Invest $20 Million to Launch Phase One of Treatment Plant Overhaul to Protect Water Quality
Commit $500,000 to Accelerate Studies of Outfall, Facility Upgrades Required by Consent Order Issued by DEC
Governor Andrew M. Cuomo today unveiled the 7th proposal of the 2018 State of the State: invest over $20 million to launch Phase One of the wastewater system overhaul to complete comprehensive infrastructure and operational improvements at the Niagara Falls Wastewater Treatment Facility. The Governor's proposal also provides $500,000 to expedite two engineering studies that are evaluating both the plant's discharges and treatment systems, which are required by the new consent order with the Niagara Falls Water Board. The results of these studies will help guide and inform the $20 million Phase One investment.
"The impacts of our aging water infrastructure became intolerable this year after multiple discharges discolored the pristine waters at Niagara Falls," Governor Cuomo said. "We have a responsibility to safeguard our natural resources and this administration will do everything in our power to protect the integrity of our water. This funding will help expedite these much-needed fixes, and help the Niagara Falls Water Board modernize its wastewater system."
"The incidents that threatened the Niagara River just below the world renowned Falls this year were a reminder of the vulnerability of our natural resources and our responsibility for their care and preservation," said Lieutenant Governor Hochul, who delivered today's announcement. "Governor Cuomo is once again demonstrating his commitment to Western New York with more than $20 million to upgrade the Niagara Falls water treatment plant and prevent future contamination of this historic waterway."
The Niagara Falls Wastewater Treatment Plant, which is managed by the Niagara Falls Water Board, was constructed in the 1970s and currently serves approximately 52,000 people. While the July 29 wastewater incident was largely due to human error, it drew attention to subsequent discolored discharges aggravated by deteriorating infrastructure, outdated and failing equipment, and operational issues. Following this series of discharges, Governor Cuomo directed the New York State Department of Environmental Conservation to provide strict oversight of all operations at the plant and closely monitor for violations of New York's environmental laws.
Under the Governor's leadership, DEC launched an investigation into management practices of the NFWB that determined inadequate training, and the lack of regular maintenance and operational issues at the facility, have exacerbated problems and caused violations at the plant, which is already poorly designed and undersized to treat the type of effluent it receives daily. The investigation also found the facility's collection system was constructed in a way that makes effective abatement of overflows difficult.
Since the investigation, the NFWB has been working closely with DEC to address these issues, and with the launch of the first phase, critical improvements will be made to the wastewater system to deter future discharges and protect water quality for residents and visitors. It is anticipated that future phases will be rolled out following the conclusion of the expedited engineering studies which will detail the needed improvements and upgrades to the facility.
"Through DEC's thorough investigation, we identified numerous improvements to operations and maintenance of the facility and needed long term upgrades to reduce impacts to water quality," said DEC Commissioner Basil Seggos. "Now, through the Governor's Leadership and our binding Consent Order with the Water Board, we are providing the resources to help the Board put this facility on the expedited path to compliance to protect the Niagara River into the future."

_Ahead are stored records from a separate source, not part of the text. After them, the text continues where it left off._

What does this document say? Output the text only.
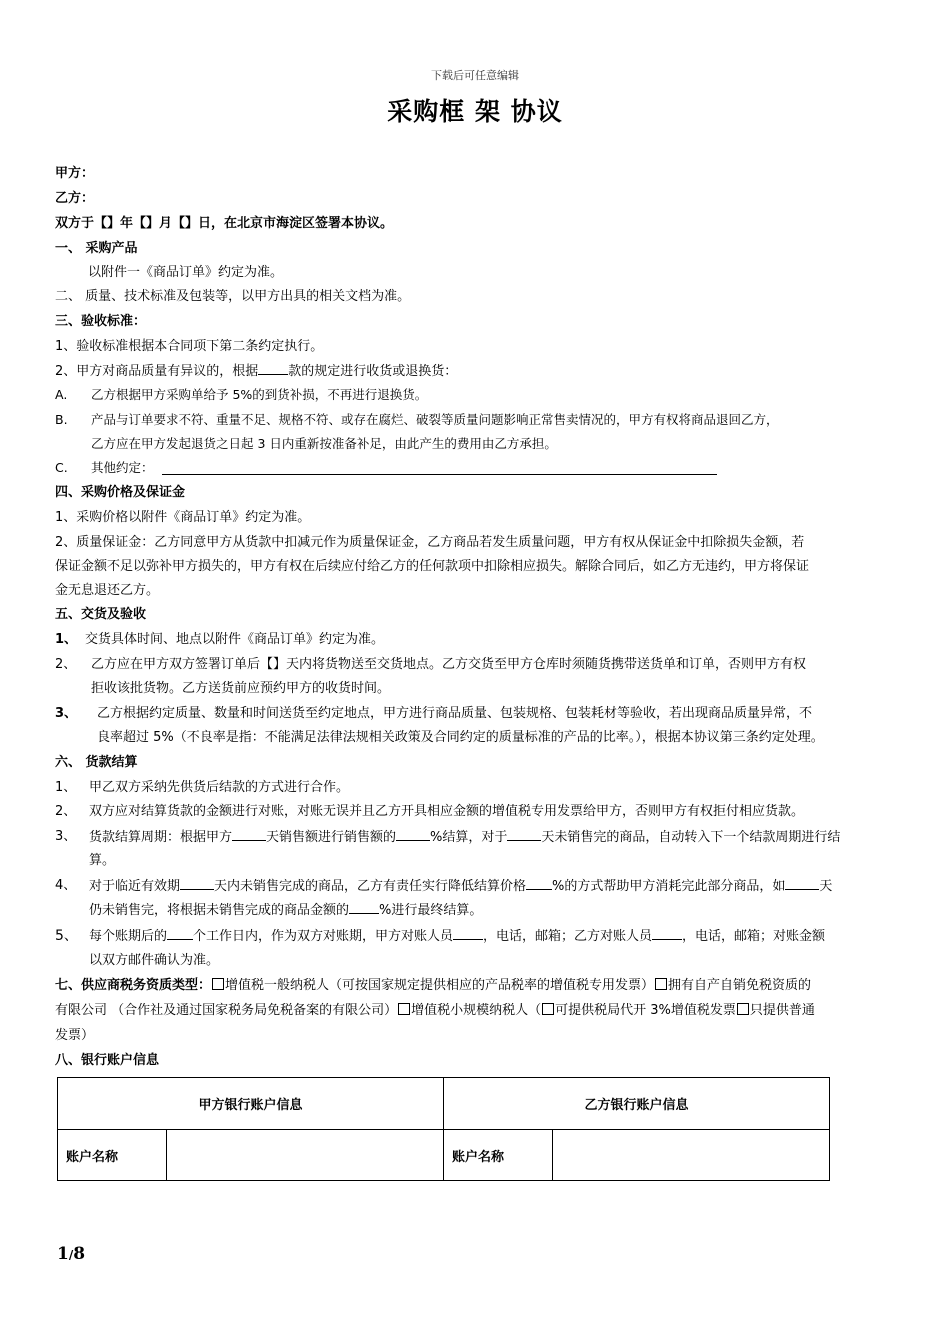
下载后可任意编辑
采购框 架 协议
甲方：
乙方：
双方于【】年【】月【】日，在北京市海淀区签署本协议。
一、 采购产品
以附件一《商品订单》约定为准。
二、 质量、技术标准及包装等，以甲方出具的相关文档为准。
三、验收标准：
1、验收标准根据本合同项下第二条约定执行。
2、甲方对商品质量有异议的，根据 款的规定进行收货或退换货：
A. 乙方根据甲方采购单给予 5%的到货补损，不再进行退换货。
B. 产品与订单要求不符、重量不足、规格不符、或存在腐烂、破裂等质量问题影响正常售卖情况的，甲方有权将商品退回乙方，
乙方应在甲方发起退货之日起 3 日内重新按准备补足，由此产生的费用由乙方承担。
C. 其他约定：
四、采购价格及保证金
1、采购价格以附件《商品订单》约定为准。
2、质量保证金：乙方同意甲方从货款中扣减元作为质量保证金，乙方商品若发生质量问题，甲方有权从保证金中扣除损失金额，若
保证金额不足以弥补甲方损失的，甲方有权在后续应付给乙方的任何款项中扣除相应损失。解除合同后，如乙方无违约，甲方将保证
金无息退还乙方。
五、交货及验收
1、 交货具体时间、地点以附件《商品订单》约定为准。
2、 乙方应在甲方双方签署订单后【】天内将货物送至交货地点。乙方交货至甲方仓库时须随货携带送货单和订单，否则甲方有权
拒收该批货物。乙方送货前应预约甲方的收货时间。
3、 乙方根据约定质量、数量和时间送货至约定地点，甲方进行商品质量、包装规格、包装耗材等验收，若出现商品质量异常，不
良率超过 5%（不良率是指：不能满足法律法规相关政策及合同约定的质量标准的产品的比率。），根据本协议第三条约定处理。
六、 货款结算
1、 甲乙双方采纳先供货后结款的方式进行合作。
2、 双方应对结算货款的金额进行对账，对账无误并且乙方开具相应金额的增值税专用发票给甲方，否则甲方有权拒付相应货款。
3、 货款结算周期：根据甲方	天销售额进行销售额的	%结算，对于	天未销售完的商品，自动转入下一个结款周期进行结
算。
4、 对于临近有效期	天内未销售完成的商品，乙方有责任实行降低结算价格 %的方式帮助甲方消耗完此部分商品，如	天
仍未销售完，将根据未销售完成的商品金额的 %进行最终结算。
5、 每个账期后的 个工作日内，作为双方对账期，甲方对账人员 ，电话，邮箱；乙方对账人员 ，电话，邮箱；对账金额
以双方邮件确认为准。
七、供应商税务资质类型： 增值税一般纳税人（可按国家规定提供相应的产品税率的增值税专用发票） 拥有自产自销免税资质的
有限公司 （合作社及通过国家税务局免税备案的有限公司） 增值税小规模纳税人（ 可提供税局代开 3%增值税发票 只提供普通
发票）
八、银行账户信息
甲方银行账户信息		乙方银行账户信息	
账户名称		账户名称	
1/8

Through the terms of the Consent Order issued by DEC, the NFWB is required to undertake two accelerated engineering studies, and conduct immediate repairs of the existing facility. An on-site monitor will also be hired to provide stringent oversight of facility operations, and ensure all facility employees have the most up to date training. The NFWB must also identify and take specific actions to develop long-term solutions to ensure the facility is properly operated and maintained.
At DEC's direction, the NFWB has already taken several corrective actions to improve plant operations and reduce threats to water quality from discharges.
The terms of the consent order include:
- A 9-month engineering study on evaluating options for plant discharges.
- A 15-month engineering study to reconstruct the plant (without shutting it down) to convert the treatment process from chemical to biological, which would eliminate all discolored discharges, as well as identify methods to dramatically enhance stormwater capture and reduce CSOs.
- Enhancing employee training and completing comprehensive updates to the plant's Operation & Maintenance manual.
- Operating consistently in accordance with the existing Wet Weather Operating Plan and revising as necessary.
- Reviewing and optimizing the Wet Weather Operating Plan to store or abate CSO flows, and evaluating possible plant or system modifications to limit CSO flows from entering and disrupting the plant.
- Improving operating treatment processes and dewatering in a manner that avoids sludge buildup.
- Eliminating stored solids more rapidly and thoroughly, improving solids handling systems, and maintaining normal solids processing rates to reduce in-facility storage.
- Putting sedimentation basin #5 back in service to handle carbon filter backwash and the removal of accumulated sludge from sedimentation basins.
An engineering report must also be submitted to DEC, which will identify subsequent phases that could also lead to treatment system upgrades to ensure that discharges are treated to the highest standards.